Entering edit mode
7.4 years ago
tianleivv
▴
50
Hi,
I am following ENCODE pipeline to analyze my RNA-Seq data. However, STAR gives me more reads in the Aligned.toTranscriptome.out.bam compared to the Aligned.sortedByCoordinate.bam, which means it aligned more reads to transcriptome rather than genome. This is beyond my understanding. Did anyone meet this problem? Thanks a lot!
Best, Lei
It's hard to say w/o knowing specifically how you ran STAR. Maybe a difference in the total # of alignments (which may filter more reads in the genome alignment vs transcriptome)?
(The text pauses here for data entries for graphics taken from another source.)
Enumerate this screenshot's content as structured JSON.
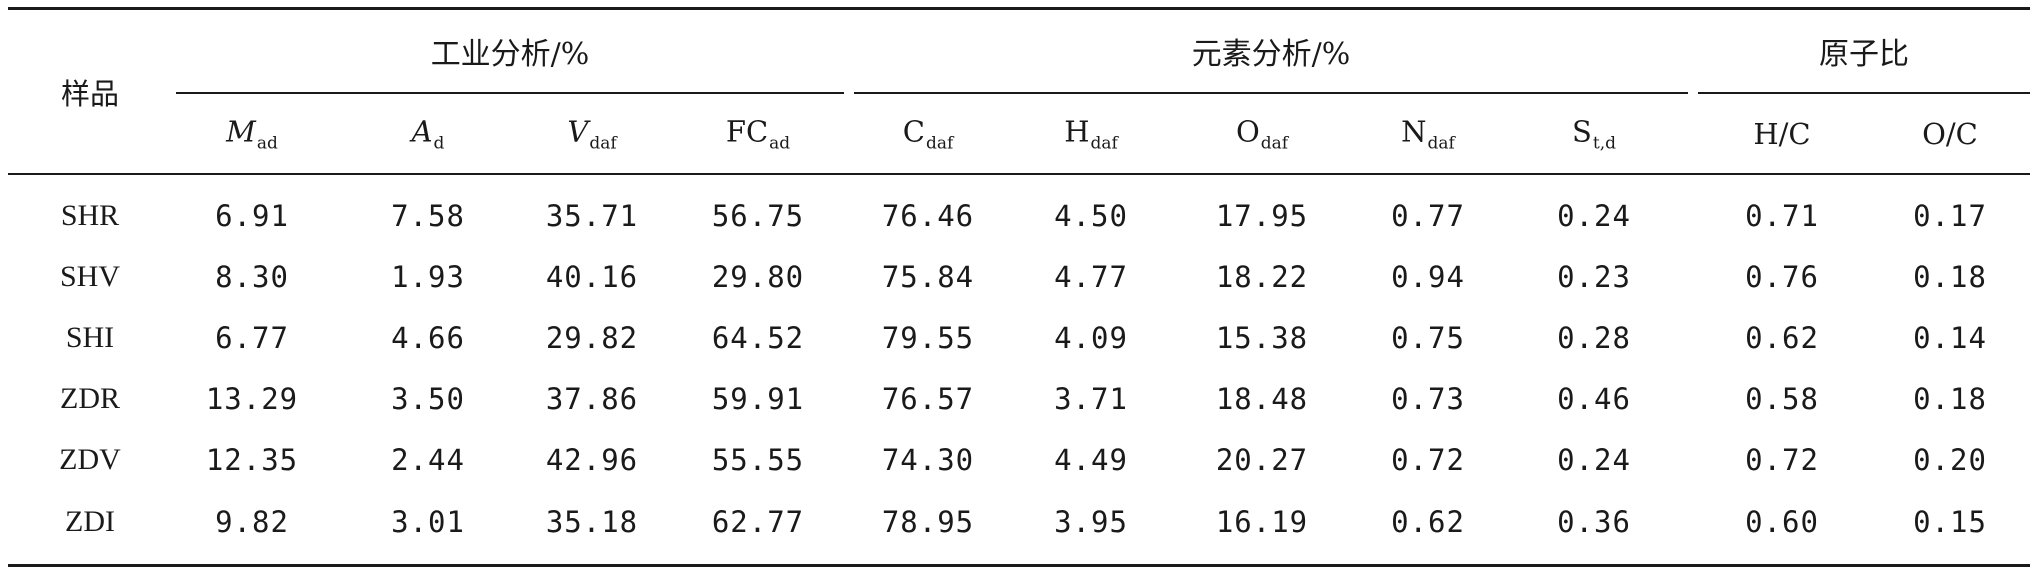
{
  "table": {
    "sample_header": "样品",
    "groups": [
      {
        "label": "工业分析/%"
      },
      {
        "label": "元素分析/%"
      },
      {
        "label": "原子比"
      }
    ],
    "columns": [
      {
        "base": "M",
        "sub": "ad",
        "italic": true
      },
      {
        "base": "A",
        "sub": "d",
        "italic": true
      },
      {
        "base": "V",
        "sub": "daf",
        "italic": true
      },
      {
        "base": "FC",
        "sub": "ad",
        "italic": false
      },
      {
        "base": "C",
        "sub": "daf",
        "italic": false
      },
      {
        "base": "H",
        "sub": "daf",
        "italic": false
      },
      {
        "base": "O",
        "sub": "daf",
        "italic": false
      },
      {
        "base": "N",
        "sub": "daf",
        "italic": false
      },
      {
        "base": "S",
        "sub": "t,d",
        "italic": false
      },
      {
        "base": "H/C",
        "sub": "",
        "italic": false
      },
      {
        "base": "O/C",
        "sub": "",
        "italic": false
      }
    ],
    "rows": [
      {
        "sample": "SHR",
        "values": [
          "6.91",
          "7.58",
          "35.71",
          "56.75",
          "76.46",
          "4.50",
          "17.95",
          "0.77",
          "0.24",
          "0.71",
          "0.17"
        ]
      },
      {
        "sample": "SHV",
        "values": [
          "8.30",
          "1.93",
          "40.16",
          "29.80",
          "75.84",
          "4.77",
          "18.22",
          "0.94",
          "0.23",
          "0.76",
          "0.18"
        ]
      },
      {
        "sample": "SHI",
        "values": [
          "6.77",
          "4.66",
          "29.82",
          "64.52",
          "79.55",
          "4.09",
          "15.38",
          "0.75",
          "0.28",
          "0.62",
          "0.14"
        ]
      },
      {
        "sample": "ZDR",
        "values": [
          "13.29",
          "3.50",
          "37.86",
          "59.91",
          "76.57",
          "3.71",
          "18.48",
          "0.73",
          "0.46",
          "0.58",
          "0.18"
        ]
      },
      {
        "sample": "ZDV",
        "values": [
          "12.35",
          "2.44",
          "42.96",
          "55.55",
          "74.30",
          "4.49",
          "20.27",
          "0.72",
          "0.24",
          "0.72",
          "0.20"
        ]
      },
      {
        "sample": "ZDI",
        "values": [
          "9.82",
          "3.01",
          "35.18",
          "62.77",
          "78.95",
          "3.95",
          "16.19",
          "0.62",
          "0.36",
          "0.60",
          "0.15"
        ]
      }
    ]
  }
}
Hi Chris, Thanks for your reply! I am actually following the ENCODE STAR+RSEM pipeline (https://github.com/ENCODE-DCC/long-rna-seq-pipeline/blob/master/DAC/STAR_RSEM.sh). I think no matter how I ran STAR, it should filter the reads equally for these mapped to transcriptome and genome. Thus, reads mapped to genome should always no less than reads mapped to transcriptome. Lei
It is still hard to say, because we don't know what are the numbers you are talking about. Is it about total counts to genes / transcripts provided by the two methods? Or is it information about number of mapped reads from STAR logs? Or did you run something like
samtools flagstat
?Besides, you showed the script you run, but not how you run the script. What flags did you pass to the script?